The score, based on a three wave minimum, left me feeling short two. I had ridden six waves in one hour, flopped one, gotten pounded from behind on a late take-off, ridden two zippy lefts and one fair right, and lost innumerable waves on the snaking. It was like hitting into the water hazard on the final hole in golf.


24 August 2009

In the evening of the Great Snaking, the swell registered 3.5 from the 180. Sunday morning, I ferried produce to the farmers market, built the stall with O and Katy and left with John at 10. Phaneuf determined from various detailed reports that Hollywood was out, Hueneme was out, the wind forecast was miraculously not showing up, and that there was a big contest at Shores. So it was to be Nuckles on a burgeoning tide, which was suitable. After my last rising tide go-out at Ventura Point I was not ready to subject myself to another crowded moment in the washtub.

Ojai State Beach was a paradise of glassy surf as we hove to, next to Brian Hugheart, an old friend of John’s. Brian and I are the same age more or less.

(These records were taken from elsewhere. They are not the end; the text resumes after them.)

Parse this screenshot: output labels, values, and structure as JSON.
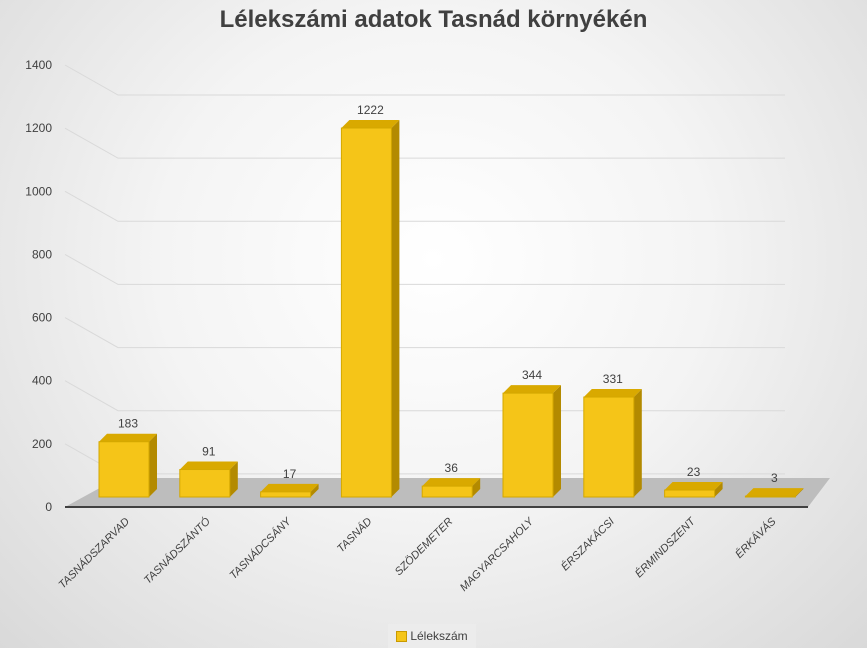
{
  "chart_data": {
    "type": "bar",
    "title": "Lélekszámi adatok Tasnád környékén",
    "categories": [
      "TASNÁDSZARVAD",
      "TASNÁDSZÁNTÓ",
      "TASNÁDCSÁNY",
      "TASNÁD",
      "SZÖDEMETER",
      "MAGYARCSAHOLY",
      "ÉRSZAKÁCSI",
      "ÉRMINDSZENT",
      "ÉRKÁVÁS"
    ],
    "series": [
      {
        "name": "Lélekszám",
        "values": [
          183,
          91,
          17,
          1222,
          36,
          344,
          331,
          23,
          3
        ]
      }
    ],
    "yticks": [
      0,
      200,
      400,
      600,
      800,
      1000,
      1200,
      1400
    ],
    "ylim": [
      0,
      1400
    ],
    "grid": true,
    "legend": "bottom",
    "style": "3d-column",
    "colors": {
      "bar": "#f5c518",
      "bar_side": "#b38a00",
      "bar_top": "#d9a900"
    }
  }
}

Brian had given John his first board and dated his sister. Brian has an 8 foot fish that seems like a nice template to try. Wide and dense with foam. The waves are about as good as it gets. We are specifically more towards Trader Joes than Nuckleheads. Its all going off between two and four feet, head high or bigger on the set waves. Phaneuf suggests that riding these semi-closeouts will sharpen our “ chops” when the winter arrives. Lots of people lots of peaks. I get a enough waves to redeem my bent soul from yesterday and then put some in the bank . The lefhanded drops yield excitement.. If the place needs a name later I can always call that medium bar Redemptions. There is a big dip in the asphalt down there I nearly rolled into once.